Pouco sabemos acerca desses primeiros passos. Na China, textos de natureza ritual ou didáctica remontam com certeza ao segundo milénio anterior à nossa era. Quer os escritos administrativos e comerciais produzidos na Suméria, quer os proto-alfabetos e alfabetos nascidos no Mediterrâneo oriental são testemunhos de uma evolução complexa, cuja cronologia rigorosa ainda está por determinar. Na nossa tradição ocidental, os primeiros “livros” foram tabuinhas de leis, registos comerciais, prescrições médicas, ou previsões astronómicas. As crónicas historiográficas, intimamente associadas a um tipo de arquitectura triunfalista e a comemorações de vingança, precederam, com toda a certeza, tudo aquilo a que chamamos “literatura”; ou seja, a epopeia de Gilgamesh, já que os mais antigos fragmentos datados da Bíblia dos Hebreus são tardios, muito mais próximos do Ulisses de James Joyce do que das suas próprias origens, que se relacionam com o canto arcaico e a narrativa oral.
A escrita constitui um arquipélago na imensidade oceânica da oralidade humana.

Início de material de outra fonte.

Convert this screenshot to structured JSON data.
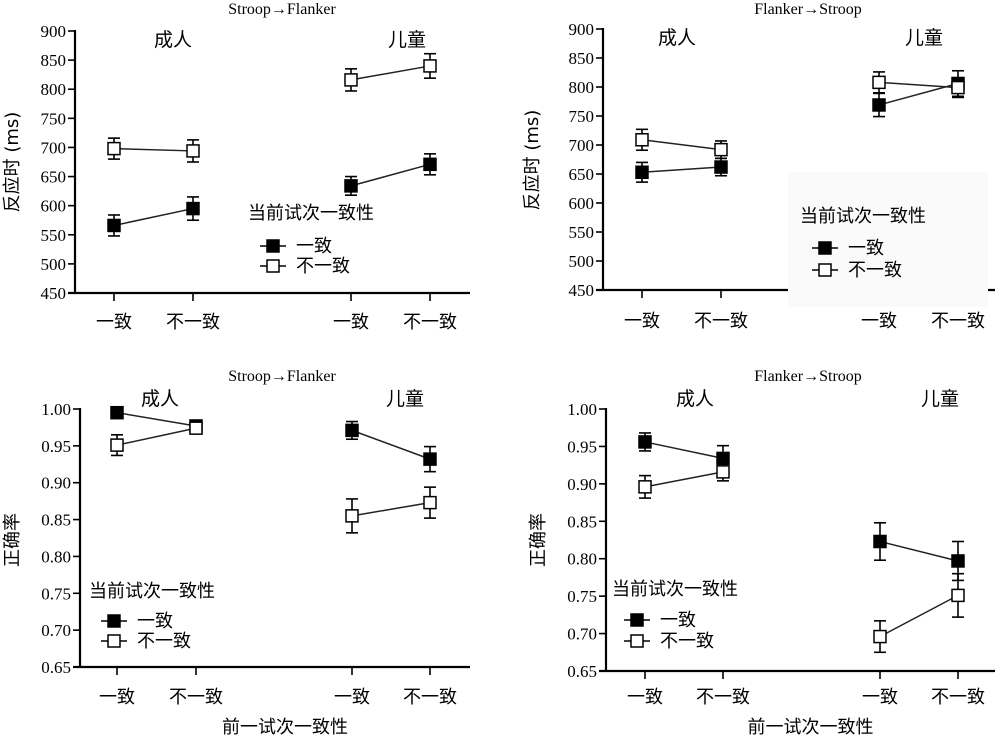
{
  "chart_data": [
    {
      "type": "line",
      "title": "Stroop→Flanker",
      "ylabel": "反应时 (ms)",
      "xlabel": "",
      "ylim": [
        450,
        900
      ],
      "yticks": [
        450,
        500,
        550,
        600,
        650,
        700,
        750,
        800,
        850,
        900
      ],
      "ytick_labels": [
        "450",
        "500",
        "550",
        "600",
        "650",
        "700",
        "750",
        "800",
        "850",
        "900"
      ],
      "groups": [
        "成人",
        "儿童"
      ],
      "categories": [
        "一致",
        "不一致"
      ],
      "legend": {
        "title": "当前试次一致性",
        "position": "center-right"
      },
      "series": [
        {
          "name": "一致",
          "marker": "filled-square",
          "values": {
            "成人": [
              566,
              595
            ],
            "儿童": [
              634,
              671
            ]
          },
          "errors": {
            "成人": [
              18,
              20
            ],
            "儿童": [
              16,
              18
            ]
          }
        },
        {
          "name": "不一致",
          "marker": "open-square",
          "values": {
            "成人": [
              698,
              694
            ],
            "儿童": [
              816,
              840
            ]
          },
          "errors": {
            "成人": [
              18,
              19
            ],
            "儿童": [
              19,
              21
            ]
          }
        }
      ]
    },
    {
      "type": "line",
      "title": "Flanker→Stroop",
      "ylabel": "反应时 (ms)",
      "xlabel": "",
      "ylim": [
        450,
        900
      ],
      "yticks": [
        450,
        500,
        550,
        600,
        650,
        700,
        750,
        800,
        850,
        900
      ],
      "ytick_labels": [
        "450",
        "500",
        "550",
        "600",
        "650",
        "700",
        "750",
        "800",
        "850",
        "900"
      ],
      "groups": [
        "成人",
        "儿童"
      ],
      "categories": [
        "一致",
        "不一致"
      ],
      "legend": {
        "title": "当前试次一致性",
        "position": "center-right"
      },
      "series": [
        {
          "name": "一致",
          "marker": "filled-square",
          "values": {
            "成人": [
              653,
              662
            ],
            "儿童": [
              769,
              806
            ]
          },
          "errors": {
            "成人": [
              17,
              15
            ],
            "儿童": [
              20,
              22
            ]
          }
        },
        {
          "name": "不一致",
          "marker": "open-square",
          "values": {
            "成人": [
              709,
              692
            ],
            "儿童": [
              808,
              799
            ]
          },
          "errors": {
            "成人": [
              18,
              15
            ],
            "儿童": [
              18,
              17
            ]
          }
        }
      ]
    },
    {
      "type": "line",
      "title": "Stroop→Flanker",
      "ylabel": "正确率",
      "xlabel": "前一试次一致性",
      "ylim": [
        0.65,
        1.0
      ],
      "yticks": [
        0.65,
        0.7,
        0.75,
        0.8,
        0.85,
        0.9,
        0.95,
        1.0
      ],
      "ytick_labels": [
        "0.65",
        "0.70",
        "0.75",
        "0.80",
        "0.85",
        "0.90",
        "0.95",
        "1.00"
      ],
      "groups": [
        "成人",
        "儿童"
      ],
      "categories": [
        "一致",
        "不一致"
      ],
      "legend": {
        "title": "当前试次一致性",
        "position": "bottom-left"
      },
      "series": [
        {
          "name": "一致",
          "marker": "filled-square",
          "values": {
            "成人": [
              0.995,
              0.977
            ],
            "儿童": [
              0.971,
              0.932
            ]
          },
          "errors": {
            "成人": [
              0.002,
              0.006
            ],
            "儿童": [
              0.012,
              0.017
            ]
          }
        },
        {
          "name": "不一致",
          "marker": "open-square",
          "values": {
            "成人": [
              0.951,
              0.974
            ],
            "儿童": [
              0.855,
              0.873
            ]
          },
          "errors": {
            "成人": [
              0.014,
              0.006
            ],
            "儿童": [
              0.023,
              0.021
            ]
          }
        }
      ]
    },
    {
      "type": "line",
      "title": "Flanker→Stroop",
      "ylabel": "正确率",
      "xlabel": "前一试次一致性",
      "ylim": [
        0.65,
        1.0
      ],
      "yticks": [
        0.65,
        0.7,
        0.75,
        0.8,
        0.85,
        0.9,
        0.95,
        1.0
      ],
      "ytick_labels": [
        "0.65",
        "0.70",
        "0.75",
        "0.80",
        "0.85",
        "0.90",
        "0.95",
        "1.00"
      ],
      "groups": [
        "成人",
        "儿童"
      ],
      "categories": [
        "一致",
        "不一致"
      ],
      "legend": {
        "title": "当前试次一致性",
        "position": "bottom-left"
      },
      "series": [
        {
          "name": "一致",
          "marker": "filled-square",
          "values": {
            "成人": [
              0.956,
              0.934
            ],
            "儿童": [
              0.823,
              0.797
            ]
          },
          "errors": {
            "成人": [
              0.012,
              0.017
            ],
            "儿童": [
              0.025,
              0.026
            ]
          }
        },
        {
          "name": "不一致",
          "marker": "open-square",
          "values": {
            "成人": [
              0.896,
              0.916
            ],
            "儿童": [
              0.696,
              0.751
            ]
          },
          "errors": {
            "成人": [
              0.015,
              0.012
            ],
            "儿童": [
              0.021,
              0.029
            ]
          }
        }
      ]
    }
  ]
}
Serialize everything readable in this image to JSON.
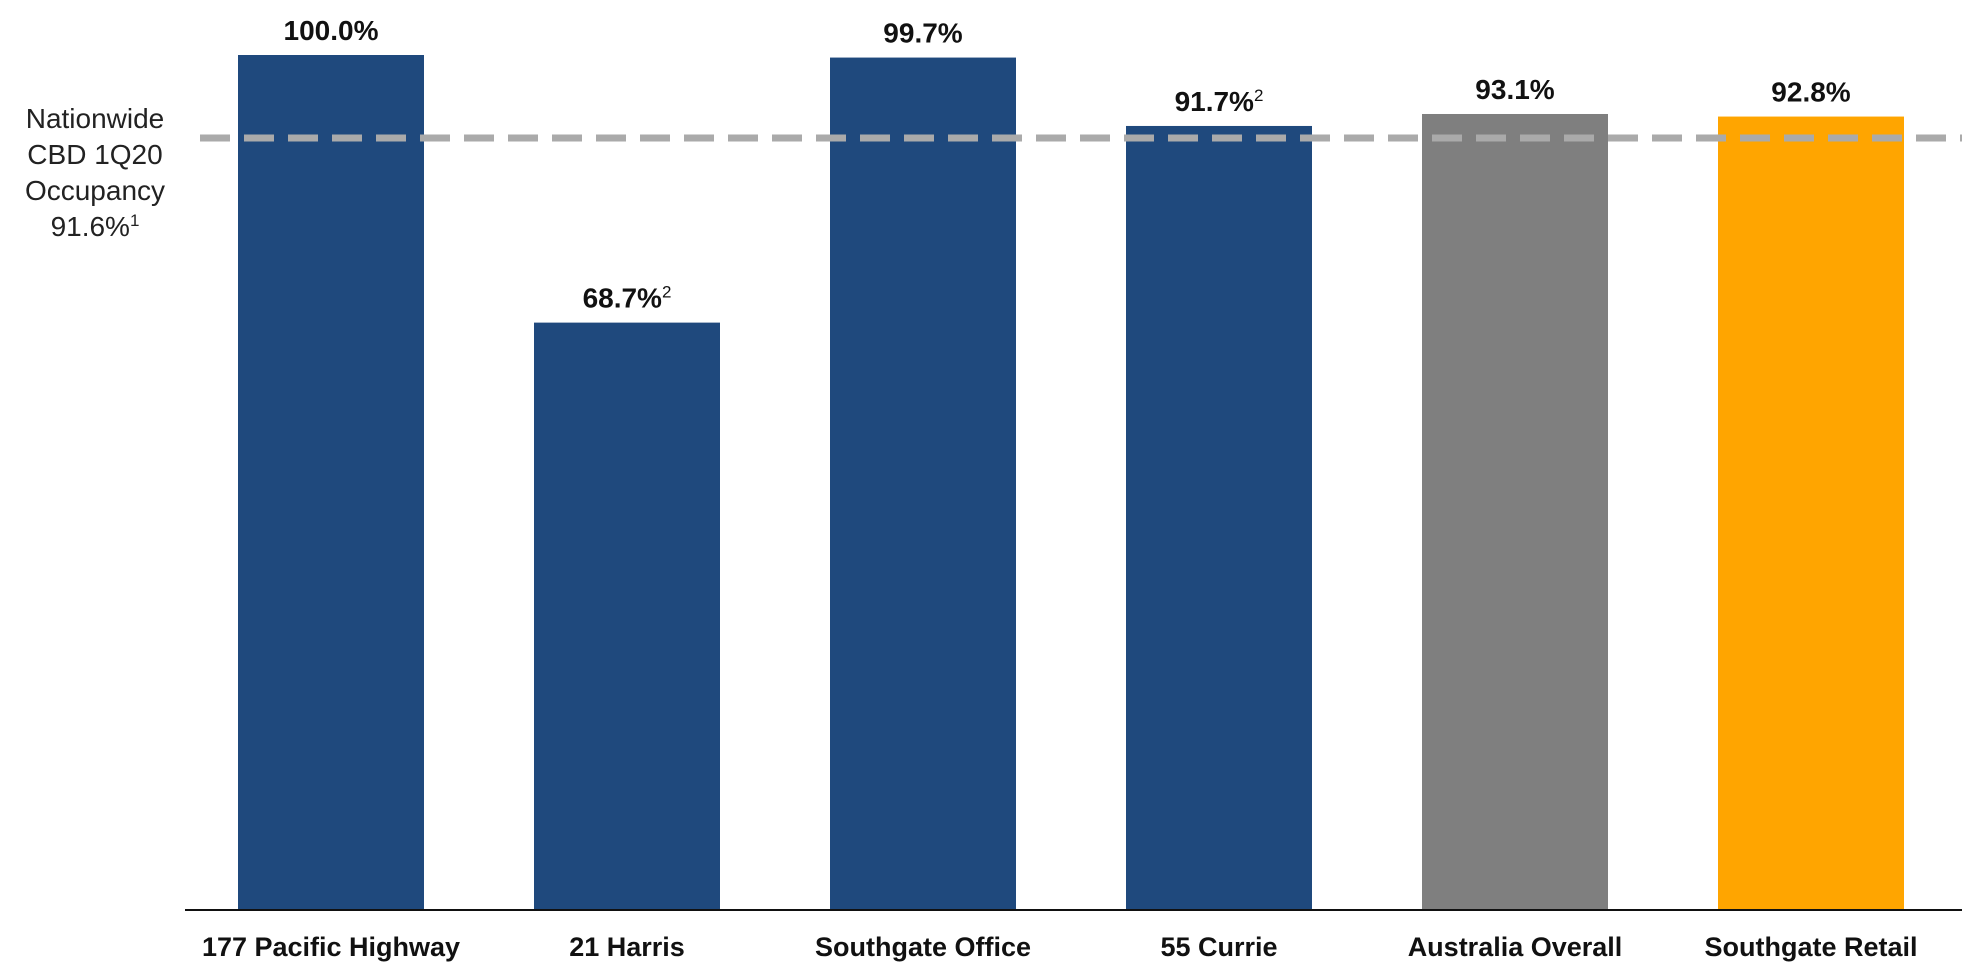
{
  "chart_data": {
    "type": "bar",
    "categories": [
      "177 Pacific Highway",
      "21 Harris",
      "Southgate Office",
      "55 Currie",
      "Australia Overall",
      "Southgate Retail"
    ],
    "values": [
      100.0,
      68.7,
      99.7,
      91.7,
      93.1,
      92.8
    ],
    "data_labels": [
      "100.0%",
      "68.7%",
      "99.7%",
      "91.7%",
      "93.1%",
      "92.8%"
    ],
    "label_superscripts": [
      "",
      "2",
      "",
      "2",
      "",
      ""
    ],
    "colors": [
      "#1F497D",
      "#1F497D",
      "#1F497D",
      "#1F497D",
      "#7F7F7F",
      "#FFA500"
    ],
    "ylim": [
      0,
      100
    ],
    "title": "",
    "xlabel": "",
    "ylabel": "",
    "grid": false,
    "reference_line": {
      "value": 91.6,
      "style": "dashed",
      "color": "#AAAAAA",
      "label_lines": [
        "Nationwide",
        "CBD 1Q20",
        "Occupancy",
        "91.6%"
      ],
      "label_superscript": "1"
    }
  }
}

A escrita – e não vale a pena determo-nos nos diferentes formatos que o livro foi assumindo – configura um caso à parte, uma técnica específica entre um todo semiótico maioritariamente oral. Milhares de anos antes do processo de desenvolvimento das fórmulas escritas já se contavam histórias, já se transmitiam por via oral ensinamentos de carácter religioso e mágico, já se compunham e se transmitiam fórmulas encantatórias de amor, ou então anátemas. Chegou até nós, alheia a toda e qualquer forma de alfabetização, uma multidão de sonoridades vindas de comunidades étnicas primitivas, de mitologias elaboradas, de saberes tradicionais relativos à natureza. Não existe neste planeta um único ser humano que não mantenha com a música um qualquer tipo de relação. A música, sob a forma do canto ou da execução instrumental, parece ser de facto universal. É a linguagem fundamental para comunicar sentimentos e significações. A maior parte das pessoas não lê livros. Porém, canta e dança.»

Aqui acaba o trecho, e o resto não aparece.